The third edition of the IFRS for SMEs Accounting Standard reflects updates that now largely align it with IFRS Accounting Standards. Some areas of divergence remain – the International Accounting Standards Board (IASB) has notably opted to defer alignment with IFRS 16 Leases – but the updated SMEs Accounting Standard now broadly reflects:

  • IFRS 3 Business Combinations;
  • IFRS 10 Consolidated Financial Statements;
  • IFRS 15 Revenue from Contracts with Customers; and
  • other relevant changes made to IFRS Accounting Standards since 2015.
Brian O'Donovan

Global IFRS and Corporate Reporting Leader

KPMG International

The IASB’s goal in updating the SMEs Accounting Standard was to minimise the differences from IFRS Accounting Standards while keeping it simple. This has been largely achieved, though deferring alignment with IFRS 16 feels like a missed opportunity.

Brian O’Donovan

Global IFRS and Corporate Reporting Leader

KPMG International

Main areas of change

The IASB has made changes to all sections of the standard. However, many of these are editorial in nature. The following table summarises some of the more important updates.

Section Changes made
Section 2 Concepts and Pervasive Principles
  • Revised to align with the 2018 Conceptual Framework for Financial Reporting.
Section 9 Consolidated and Separate Financial Statements
  • Changed to align with IFRS 10 Consolidated Financial Statements, IFRS 11 Joint Arrangements and IFRS 12 Disclosures of Interests in Other Entities.
  • The changes include an amendment to the definition of control and new requirements relating to the loss of control of a subsidiary.
Section 11 Basic Financial Instruments and Section 12 Other Financial Instruments
  • These sections have been combined and renamed Section 11 Financial Instruments, and changes have been made to reflect the requirements of IFRS 9 (with appropriate simplifications and some exceptions).
  • The amendments include:
    • removing the option to apply the recognition and measurement requirements of IAS 39 Financial Instruments: Recognition and Measurement; and
    • introducing a supplementary principle for classifying debt instruments based on their contractual cash flow characteristics.
Section 12 Fair Value Measurement
  • A new section on measuring fair value and disclosing information about fair value measurements based on IFRS 13 Fair Value Measurement.
Section 19 Business Combinations and Goodwill
  • Changed to reflect new requirements in IFRS 3 Business Combinations, including amendments:
    • to the definition of a business;
    • requiring application of the acquisition rather than the purchase method;
    • requiring initial and subsequent recognition of contingent consideration at fair value; and
    • adding requirements for a business combination achieved in stages.
Section 23 Revenue 
  • Revised to align with IFRS 15.
  • Introduces a new revenue recognition model, which is a simplified version of IFRS 15’s five-step model.
  • Transition relief allows companies to apply their current revenue recognition policy to contracts already in progress.
Section 28 Employee Benefits
  • Changed to require a more detailed reconciliation of the opening and closing balances of a defined benefit obligation, plan assets, and any recognised reimbursement rights. 

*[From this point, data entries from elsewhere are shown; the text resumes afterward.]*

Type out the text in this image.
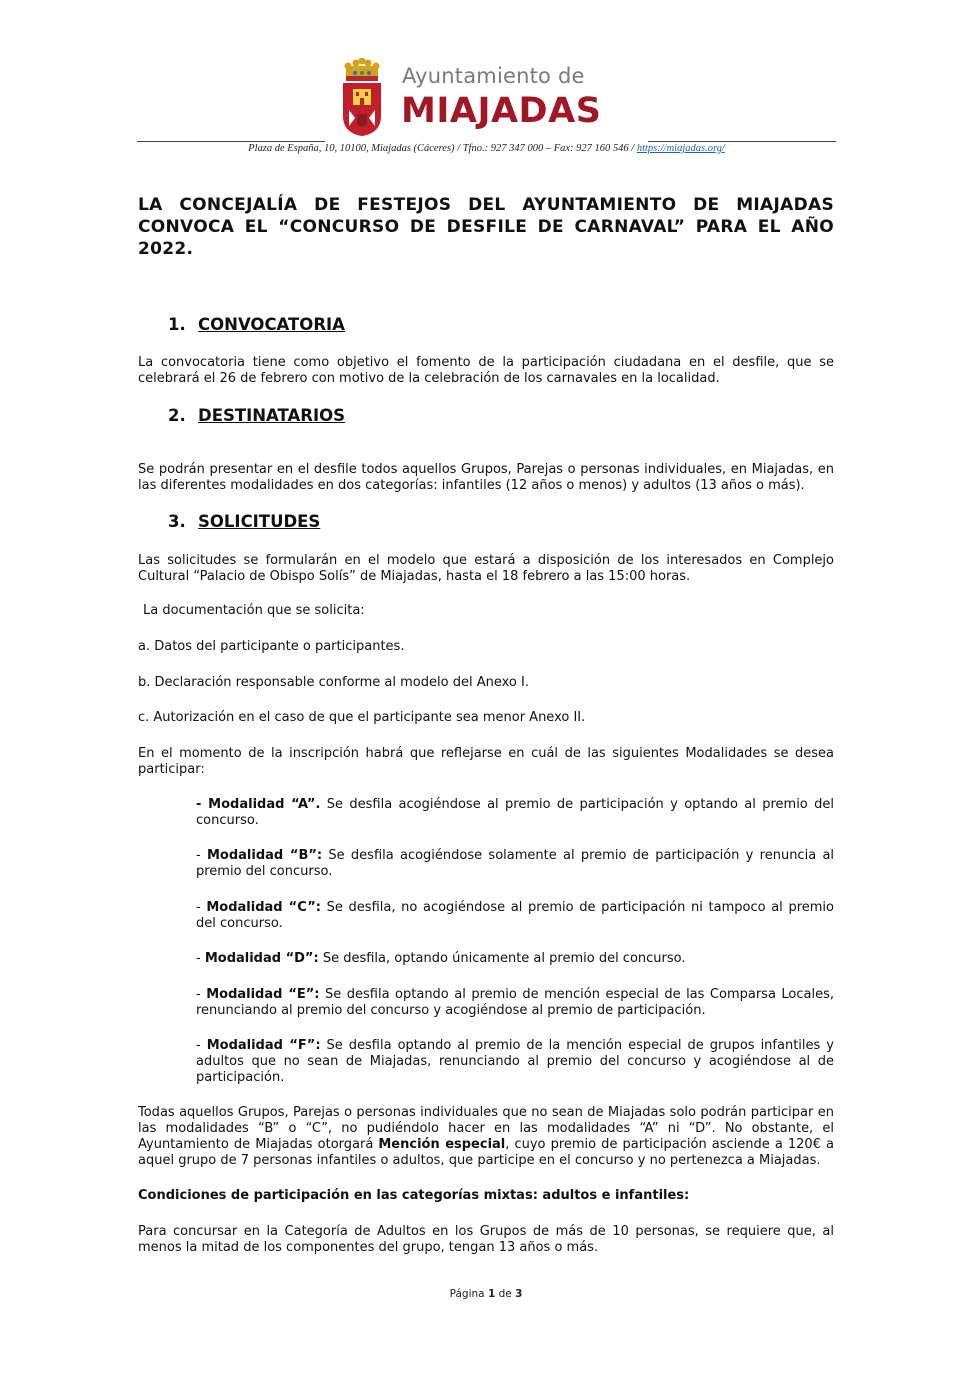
Ayuntamiento de
MIAJADAS
Plaza de España, 10, 10100, Miajadas (Cáceres) / Tfno.: 927 347 000 – Fax: 927 160 546 / https://miajadas.org/
LA CONCEJALÍA DE FESTEJOS DEL AYUNTAMIENTO DE MIAJADAS CONVOCA EL “CONCURSO DE DESFILE DE CARNAVAL” PARA EL AÑO 2022.
1. CONVOCATORIA
La convocatoria tiene como objetivo el fomento de la participación ciudadana en el desfile, que se celebrará el 26 de febrero con motivo de la celebración de los carnavales en la localidad.
2. DESTINATARIOS
Se podrán presentar en el desfile todos aquellos Grupos, Parejas o personas individuales, en Miajadas, en las diferentes modalidades en dos categorías: infantiles (12 años o menos) y adultos (13 años o más).
3. SOLICITUDES
Las solicitudes se formularán en el modelo que estará a disposición de los interesados en Complejo Cultural “Palacio de Obispo Solís” de Miajadas, hasta el 18 febrero a las 15:00 horas.
La documentación que se solicita:
a. Datos del participante o participantes.
b. Declaración responsable conforme al modelo del Anexo I.
c. Autorización en el caso de que el participante sea menor Anexo II.
En el momento de la inscripción habrá que reflejarse en cuál de las siguientes Modalidades se desea participar:
- Modalidad “A”. Se desfila acogiéndose al premio de participación y optando al premio del concurso.
- Modalidad “B”: Se desfila acogiéndose solamente al premio de participación y renuncia al premio del concurso.
- Modalidad “C”: Se desfila, no acogiéndose al premio de participación ni tampoco al premio del concurso.
- Modalidad “D”: Se desfila, optando únicamente al premio del concurso.
- Modalidad “E”: Se desfila optando al premio de mención especial de las Comparsa Locales, renunciando al premio del concurso y acogiéndose al premio de participación.
- Modalidad “F”: Se desfila optando al premio de la mención especial de grupos infantiles y adultos que no sean de Miajadas, renunciando al premio del concurso y acogiéndose al de participación.
Todas aquellos Grupos, Parejas o personas individuales que no sean de Miajadas solo podrán participar en las modalidades “B” o “C”, no pudiéndolo hacer en las modalidades “A” ni “D”. No obstante, el Ayuntamiento de Miajadas otorgará Mención especial, cuyo premio de participación asciende a 120€ a aquel grupo de 7 personas infantiles o adultos, que participe en el concurso y no pertenezca a Miajadas.
Condiciones de participación en las categorías mixtas: adultos e infantiles:
Para concursar en la Categoría de Adultos en los Grupos de más de 10 personas, se requiere que, al menos la mitad de los componentes del grupo, tengan 13 años o más.
Página 1 de 3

Areas where differences remain

There are a number of topic areas in which the IASB has not made changes, including the following.

Standard/Topic          Reason for no change
IFRS 16 Leases           The IASB believes that aligning the SMEs Accounting Standard with IFRS 16 now will impose an undue burden on SMEs. It will reconsider its decision in the next comprehensive review of the SMEs Accounting Standard.
IFRS 14 Regulatory Deferral Accounts        IFRS 14 will be replaced when the IASB issues its forthcoming accounting standard, Regulatory Assets and Regulatory Liabilities. The IASB will consider whether to include requirements for regulatory assets and regulatory liabilities in a future review of the SMEs Accounting Standard.
Expected credit loss model for impairment of financial assets                                                    There is no alignment with IFRS 9’s expected credit loss (ECL) model for impairment of financial assets, because the IASB concluded that the model is not relevant for many companies in scope of the SMEs Accounting Standard. It received feedback suggesting that, for those SMEs holding only trade receivables, moving to an ECL model could involve substantial implementation costs. However, the IASB has amended Section 11 Financial Instruments to add a requirement for SMEs to disclose an analysis of financial assets by due date.

Effective date – 1 January 2027

The amended and revised sections of the SMEs Accounting Standard are effective for annual reporting periods beginning on or after 1 January 2027. Earlier application is permitted.